We then support the operational deployment of their CSR policy by setting up cross-functional governance and a grid of actions linked to the business plan. These will enable them to integrate more effectively the challenges of decarbonization, responsible purchasing, territorial anchoring, etc.
We also support organizations in their communications, an area too often neglected by managers. Many see it, wrongly, as an information tool to share what has been decided or done. But communication is a strategic tool to be used upstream as a lever for interaction and progress. The battle of societal transformation is won by developing living ecosystems. This can be done with customers, suppliers, the local entrepreneurial fabric, investors and public authorities.
Communication is a strategic tool to be used upstream as a lever for interaction and progress.
Who do you work with?
Our customers include groups operating in a wide range of sectors, such as Véolia Eau, Up, Data4, Rousselet and Carter-cash. We also work on infrastructure and regional projects, such as StatioNord’s project to reinvent the Gare du Nord. And we support SMEs that want to seize the opportunity offered by CSR to boost their performance.

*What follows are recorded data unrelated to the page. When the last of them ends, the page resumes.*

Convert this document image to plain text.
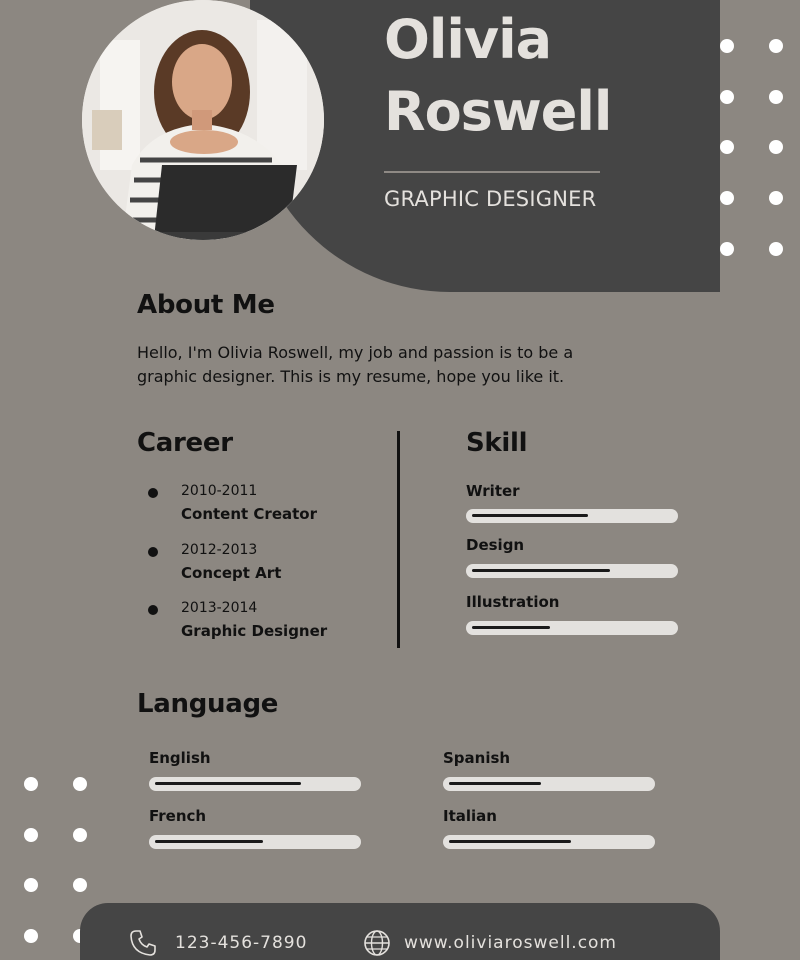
Olivia
Roswell
GRAPHIC DESIGNER
About Me
Hello, I'm Olivia Roswell, my job and passion is to be a graphic designer. This is my resume, hope you like it.
Career
2010-2011
Content Creator
2012-2013
Concept Art
2013-2014
Graphic Designer
Skill
Writer
Design
Illustration
Language
English	Spanish
French	Italian
123-456-7890	www.oliviaroswell.com
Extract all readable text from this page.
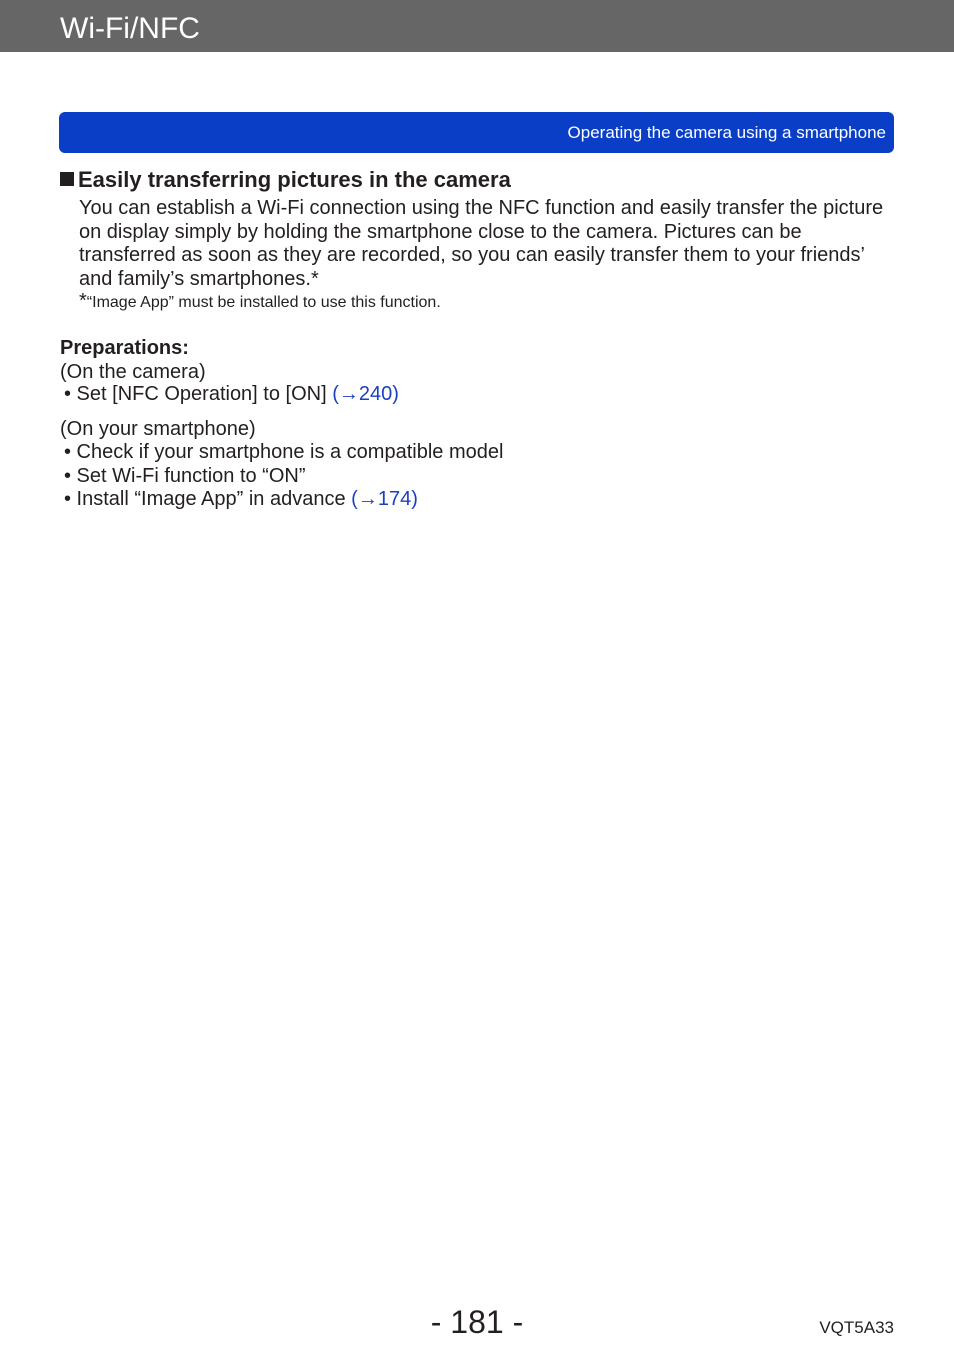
Wi-Fi/NFC
Operating the camera using a smartphone
Easily transferring pictures in the camera

You can establish a Wi-Fi connection using the NFC function and easily transfer the picture on display simply by holding the smartphone close to the camera. Pictures can be transferred as soon as they are recorded, so you can easily transfer them to your friends’ and family’s smartphones.*

*“Image App” must be installed to use this function.
Preparations:
(On the camera)
• Set [NFC Operation] to [ON] (→240)
(On your smartphone)
• Check if your smartphone is a compatible model
• Set Wi-Fi function to “ON”
• Install “Image App” in advance (→174)
- 181 -	VQT5A33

We have launched the Atout RSE© pilot program to support them in this direction, in partnership with Bpifrance, the CPME, the MEDEF and professional federations.

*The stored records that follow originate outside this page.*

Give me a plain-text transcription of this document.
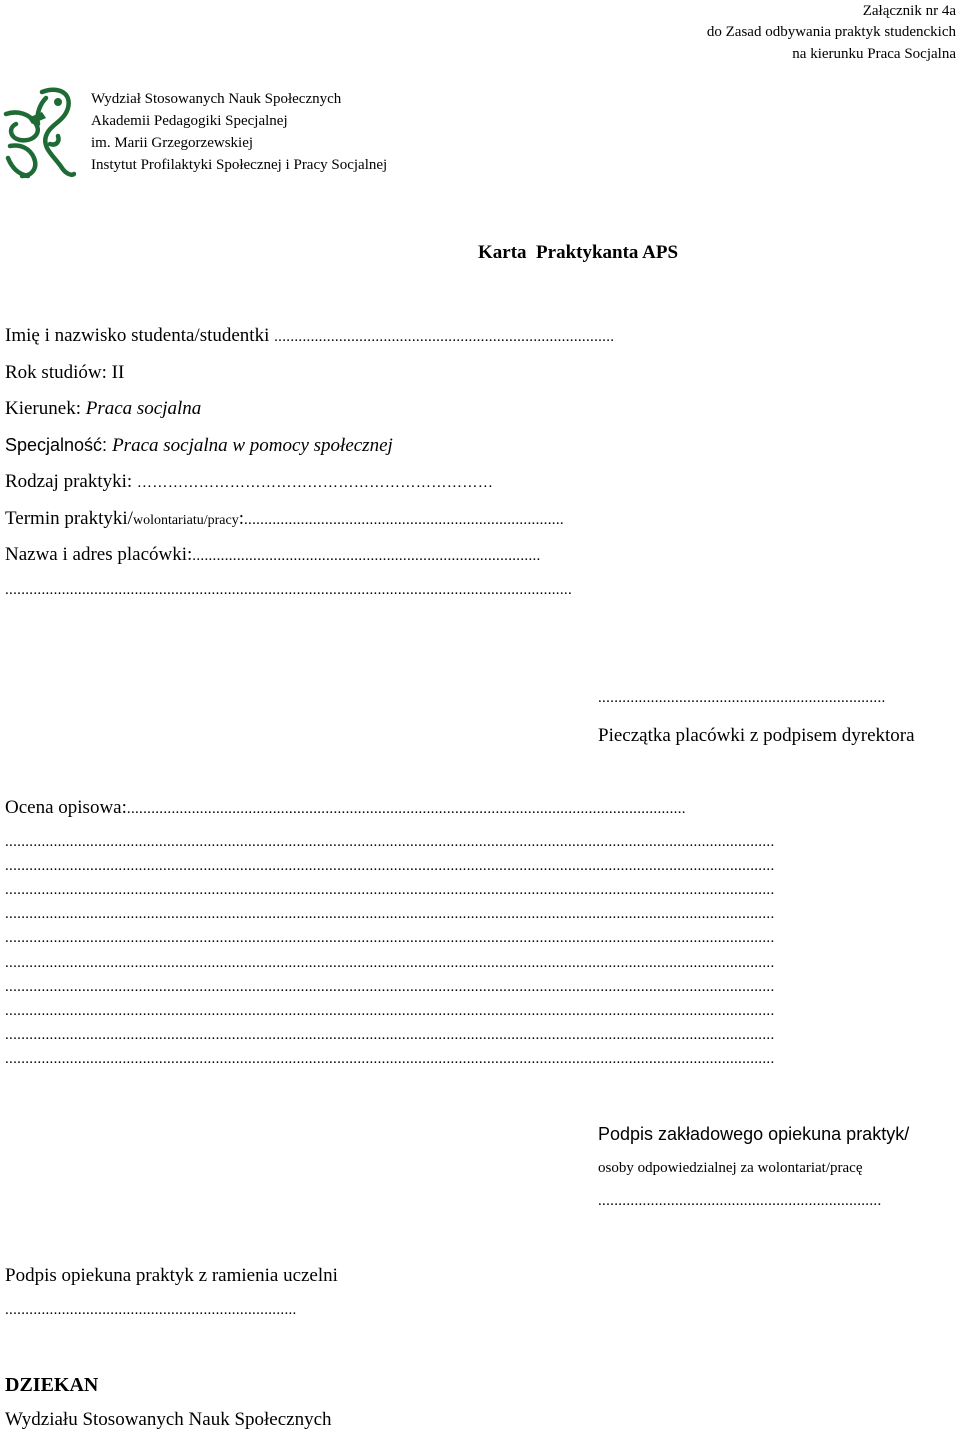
Załącznik nr 4a
do Zasad odbywania praktyk studenckich
na kierunku Praca Socjalna
Wydział Stosowanych Nauk Społecznych
Akademii Pedagogiki Specjalnej
im. Marii Grzegorzewskiej
Instytut Profilaktyki Społecznej i Pracy Socjalnej
Karta  Praktykanta APS
Imię i nazwisko studenta/studentki ....................................................................................
Rok studiów: II
Kierunek: Praca socjalna
Specjalność: Praca socjalna w pomocy społecznej
Rodzaj praktyki: ……………………………………………………………
Termin praktyki/wolontariatu/pracy:...............................................................................
Nazwa i adres placówki:......................................................................................
............................................................................................................................................
.......................................................................
Pieczątka placówki z podpisem dyrektora
Ocena opisowa:..........................................................................................................................................
..............................................................................................................................................................................................
..............................................................................................................................................................................................
..............................................................................................................................................................................................
..............................................................................................................................................................................................
..............................................................................................................................................................................................
..............................................................................................................................................................................................
..............................................................................................................................................................................................
..............................................................................................................................................................................................
..............................................................................................................................................................................................
..............................................................................................................................................................................................
Podpis zakładowego opiekuna praktyk/
osoby odpowiedzialnej za wolontariat/pracę
......................................................................
Podpis opiekuna praktyk z ramienia uczelni
........................................................................
DZIEKAN
Wydziału Stosowanych Nauk Społecznych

What are the conditions for a successful CSR approach?
There is a real challenge in translating this into the customer journey, so that it quickly permeates the company’s value chain, and bears fruit in terms of loyalty, brand image and growth. It is therefore essential that 100% of the company’s employees take ownership of CSR issues. Sales staff, for example, won’t be able to sell products and services properly if they haven’t grasped the economic benefits of the approach.
The issue of 100% employee ownership of the company’s CSR challenges is therefore essential.
Why did you name your agency “Croissance Bleue”?
This philosophy is a reaction to red growth, which refers to low-cost industries. They destroy resources and organize precarious work. The term “green growth” was then used to designate business models that first integrated environmental regulations. But this kind of growth allowed limited production that was not accessible to the majority of consumers.
The logic of Croissance Bleue is far more transformative, centered on the circular economy and the sharing economy. It invites every company to develop an activity that regenerates resources and uses.
The logic of Croissance Bleue is far more transformative.